Perspectives et disponibilité
Sami Pienimäki, le PDG de Jolla, positionne le téléphone comme une affirmation de la souveraineté technologique, soulignant que la dépendance de l’Europe à l’égard de l’infrastructure mobile américaine représente à la fois un risque pour la vie privée et une faiblesse stratégique. Actuellement, quatre systèmes d’exploitation mobiles de qualité commerciale existent : iOS et Android des États-Unis, HarmonyOS de Chine et Sailfish OS de Finlande. Antti Saarnio, président du groupe Jolla, reconnaît que le téléphone restera un produit de niche à court terme, mais le considère comme une infrastructure pour l’avenir, surtout à mesure que l’IA redéfinit les formes et les modèles d’interaction que nous utilisons pour accéder à l’informatique. Le succès de Jolla au-delà des passionnés et des défenseurs de la confidentialité dépendra de la robustesse de Sailfish OS dans l’utilisation quotidienne et de la capacité de l’entreprise à maintenir sa production matérielle au-delà de ces premiers lots.

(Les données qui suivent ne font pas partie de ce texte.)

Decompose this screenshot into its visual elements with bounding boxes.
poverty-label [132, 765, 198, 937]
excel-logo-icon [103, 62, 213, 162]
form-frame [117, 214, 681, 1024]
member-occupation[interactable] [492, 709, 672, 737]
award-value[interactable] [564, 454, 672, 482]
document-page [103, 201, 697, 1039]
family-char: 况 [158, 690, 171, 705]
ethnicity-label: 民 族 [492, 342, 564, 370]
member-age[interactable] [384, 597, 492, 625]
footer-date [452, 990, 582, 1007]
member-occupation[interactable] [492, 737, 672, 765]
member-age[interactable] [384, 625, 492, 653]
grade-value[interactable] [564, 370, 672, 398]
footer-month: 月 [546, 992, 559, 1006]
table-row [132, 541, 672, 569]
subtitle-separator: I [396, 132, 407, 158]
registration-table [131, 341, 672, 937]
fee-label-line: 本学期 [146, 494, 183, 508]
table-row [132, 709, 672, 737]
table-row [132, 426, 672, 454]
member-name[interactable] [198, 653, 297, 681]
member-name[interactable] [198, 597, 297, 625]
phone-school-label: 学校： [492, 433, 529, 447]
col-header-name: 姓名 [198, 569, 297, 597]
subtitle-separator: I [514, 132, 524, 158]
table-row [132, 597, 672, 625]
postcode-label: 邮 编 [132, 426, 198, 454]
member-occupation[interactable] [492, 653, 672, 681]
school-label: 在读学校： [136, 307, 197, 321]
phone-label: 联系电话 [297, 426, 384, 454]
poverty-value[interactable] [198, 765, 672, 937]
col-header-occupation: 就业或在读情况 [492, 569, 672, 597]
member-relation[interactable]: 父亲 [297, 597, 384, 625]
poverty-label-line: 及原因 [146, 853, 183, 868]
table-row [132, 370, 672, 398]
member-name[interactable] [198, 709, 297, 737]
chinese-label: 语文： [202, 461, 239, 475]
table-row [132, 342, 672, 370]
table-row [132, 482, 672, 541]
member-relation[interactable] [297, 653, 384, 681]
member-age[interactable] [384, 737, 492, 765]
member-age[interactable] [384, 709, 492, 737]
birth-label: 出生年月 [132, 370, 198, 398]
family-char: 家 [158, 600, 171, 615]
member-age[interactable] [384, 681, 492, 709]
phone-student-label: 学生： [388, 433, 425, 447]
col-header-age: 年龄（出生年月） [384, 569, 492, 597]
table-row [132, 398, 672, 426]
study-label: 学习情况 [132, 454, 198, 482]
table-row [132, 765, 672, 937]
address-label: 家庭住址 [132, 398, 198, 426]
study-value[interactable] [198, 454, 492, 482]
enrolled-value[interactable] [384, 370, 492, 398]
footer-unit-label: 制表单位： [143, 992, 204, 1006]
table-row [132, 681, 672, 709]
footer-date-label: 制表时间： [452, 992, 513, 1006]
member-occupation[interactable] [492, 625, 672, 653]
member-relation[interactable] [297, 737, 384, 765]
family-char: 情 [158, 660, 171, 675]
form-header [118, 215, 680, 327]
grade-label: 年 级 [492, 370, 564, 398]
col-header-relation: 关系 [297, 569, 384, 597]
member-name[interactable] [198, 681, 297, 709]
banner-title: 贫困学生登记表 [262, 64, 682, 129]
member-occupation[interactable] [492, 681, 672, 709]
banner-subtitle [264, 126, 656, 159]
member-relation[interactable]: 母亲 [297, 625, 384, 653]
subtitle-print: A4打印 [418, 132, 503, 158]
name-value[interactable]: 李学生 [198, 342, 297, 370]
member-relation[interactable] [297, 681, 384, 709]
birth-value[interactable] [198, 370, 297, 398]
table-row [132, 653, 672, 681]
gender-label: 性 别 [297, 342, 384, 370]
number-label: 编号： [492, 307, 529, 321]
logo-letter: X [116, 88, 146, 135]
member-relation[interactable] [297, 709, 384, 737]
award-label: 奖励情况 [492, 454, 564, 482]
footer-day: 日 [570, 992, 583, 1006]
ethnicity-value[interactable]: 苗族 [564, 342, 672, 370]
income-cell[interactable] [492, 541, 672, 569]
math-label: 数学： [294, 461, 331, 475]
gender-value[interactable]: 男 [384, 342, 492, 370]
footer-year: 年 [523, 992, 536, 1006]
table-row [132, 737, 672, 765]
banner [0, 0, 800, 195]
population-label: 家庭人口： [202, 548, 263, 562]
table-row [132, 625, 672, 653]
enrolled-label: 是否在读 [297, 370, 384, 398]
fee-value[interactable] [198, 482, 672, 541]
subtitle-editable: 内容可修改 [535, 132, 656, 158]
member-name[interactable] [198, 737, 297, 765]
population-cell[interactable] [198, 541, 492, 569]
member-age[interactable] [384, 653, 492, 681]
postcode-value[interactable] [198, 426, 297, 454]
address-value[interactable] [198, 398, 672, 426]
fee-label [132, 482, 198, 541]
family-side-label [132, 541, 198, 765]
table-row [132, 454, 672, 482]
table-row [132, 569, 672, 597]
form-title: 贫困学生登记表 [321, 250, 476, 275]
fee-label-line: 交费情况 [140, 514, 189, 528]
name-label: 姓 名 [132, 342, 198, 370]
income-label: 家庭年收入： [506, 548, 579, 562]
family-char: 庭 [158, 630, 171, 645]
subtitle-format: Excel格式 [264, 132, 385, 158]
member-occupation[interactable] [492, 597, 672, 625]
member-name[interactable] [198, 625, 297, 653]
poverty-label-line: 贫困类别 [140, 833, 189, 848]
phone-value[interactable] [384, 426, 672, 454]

Le Jolla Phone est désormais disponible en précommande dans les pays de l’UE, au Royaume-Uni, en Norvège et en Suisse, au prix de 649 €, avec un acompte de 99 € requis à l’avance. La seconde vague de septembre 2026 est limitée à 2 000 unités, et étant donné que le premier lot de précommandes a écoulé 10 000 appareils en seulement trois mois, ce stock ne durera pas longtemps. Un lancement aux États-Unis est envisagé mais n’a pas de calendrier confirmé, bien que le téléphone devrait théoriquement fonctionner avec les principaux opérateurs américains, sans toutefois avoir l’approbation de la FCC. Si vous attendez une alternative légitime au duopole iOS-Android, c’est la proposition la plus significative que l’Europe ait construite en plus d’une décennie.
Pour plus d’informations sur le Jolla Phone, consultez des sources fiables sur les nouvelles technologiques.
FAQ 1: Quel est le prix du nouveau Jolla Phone ?
Le nouveau Jolla Phone coûte 649 € et est disponible en précommande avec un acompte de 99 €.
FAQ 2: Quand sera-t-il livré ?
Le Jolla Phone sera expédié en deux vagues, la première à la fin de juin 2026 et la seconde limitée à 2 000 unités en septembre 2026.
FAQ 3: Quelles sont les caractéristiques techniques du Jolla Phone ?
Le Jolla Phone dispose d’un écran AMOLED Full HD+ de 6,36 pouces, d’un chipset MediaTek Dimensity 7100 5G, de 8 Go de RAM (extensibles à 12 Go) et de 128 Go de stockage (upgradable à 256 Go).
FAQ 4: Quels avantages en matière de confidentialité offre le Jolla Phone ?
Le Jolla Phone dispose d’un interrupteur de confidentialité physique qui coupe l’alimentation des microphones, des caméras et du Bluetooth. Sailfish OS ne nécessite pas de compte Google et ne collecte ni données de localisation ni télémétrie.